Between those tentpoles, musicals occupied most of the upper-middle chart. Elisabeth ranked third, ahead of Frozen, Beethoven, Billy Elliot, Yumi’s Cells and Those Days — six musical productions inside the top nine. The pattern captures how the two genres divide the market: a handful of pop tours pull the largest single grosses, while musicals supply the steady breadth of titles that keeps mid-tier ranks occupied week after week.
What the Genre Split Shows
Across the 50 productions on the box office ranking, popular music led by count with 25 entries, followed by 17 musicals and five plays. Dance, a multi-genre program, and a single Western classical concert rounded out the remainder with one entry each. That distribution explains the seeming contrast in the numbers: pop concerts are the most numerous individual events, but musicals — with longer runs and repeat performances — convert into a larger and rising slice of total box office revenue.
The week logged 28 new entries onto the chart, including the top-ranked Stray Kids date, the long-running import Elisabeth, and the Wuthering Waves tour. Movement was otherwise balanced, with 10 productions climbing the ranking and nine sliding down, pointing to a market in rotation rather than one dominated by a few unmovable hits.
Why the Concentration Is Loosening
The drop in leading-genre concentration, from 60 to 50 percent, is the week’s most telling shift. A more even spread means audiences and spending are being distributed across formats — licensed blockbuster musicals such as Frozen, Beethoven and Billy Elliot running alongside homegrown titles like Yumi’s Cells and Those Days, and both sharing the chart with international pop tours.
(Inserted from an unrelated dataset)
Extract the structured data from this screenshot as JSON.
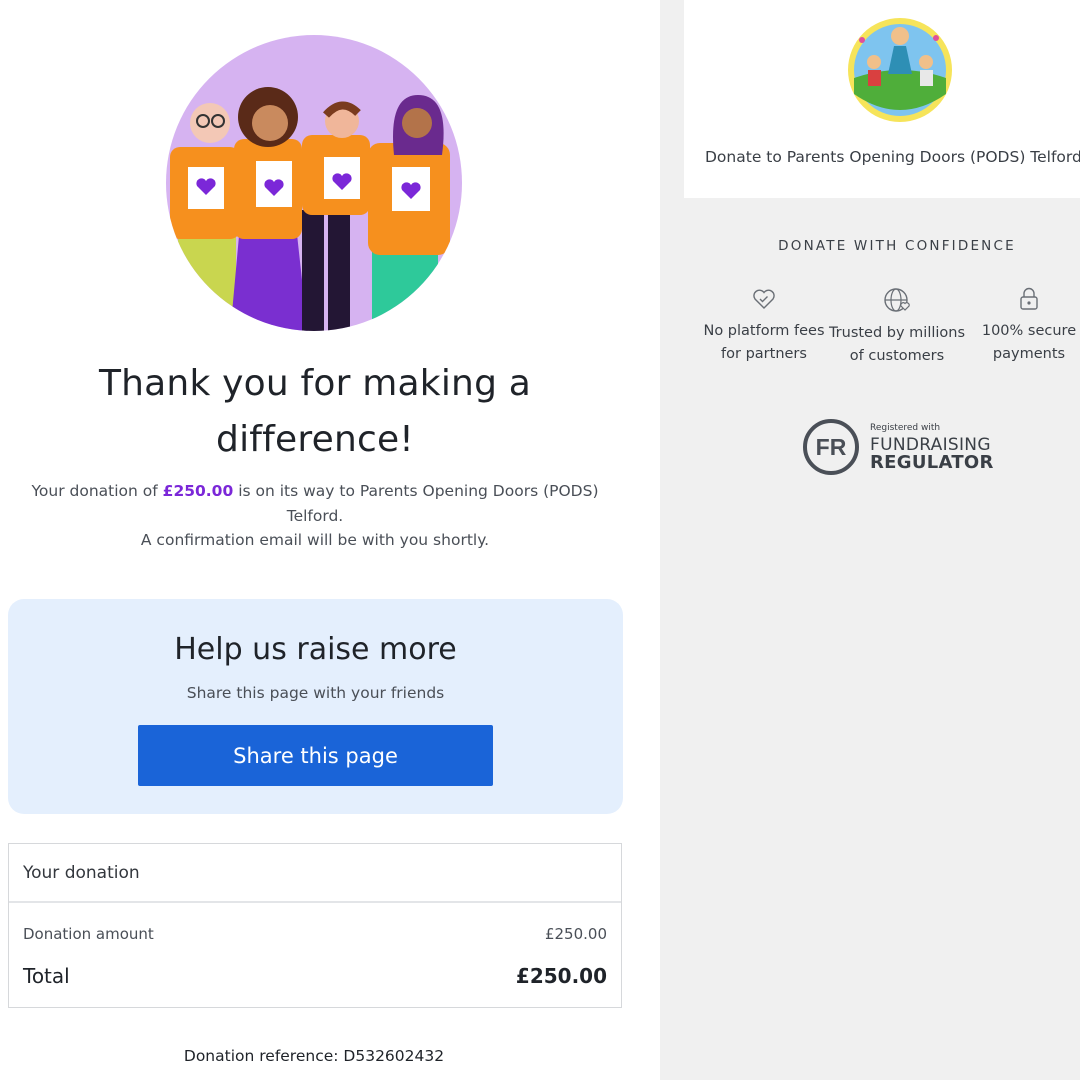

For producers, a broadening chart lowers the risk that a single genre’s slow week drags down the whole market; for the musical sector specifically, the rise to a third of the box office marks a strong footing heading into the summer season.
Seoul remained the center of gravity for the period, with every top-10 production staged in the capital. That geographic clustering underlines how the national box office is still driven by the metropolitan venue circuit, even as the genre mix at the top grows more varied.
The figures come from the Korea Performing Arts Box Office Information System (KOPIS), operated by the Korea Arts Management Service, which aggregates reported ticketing data across registered venues.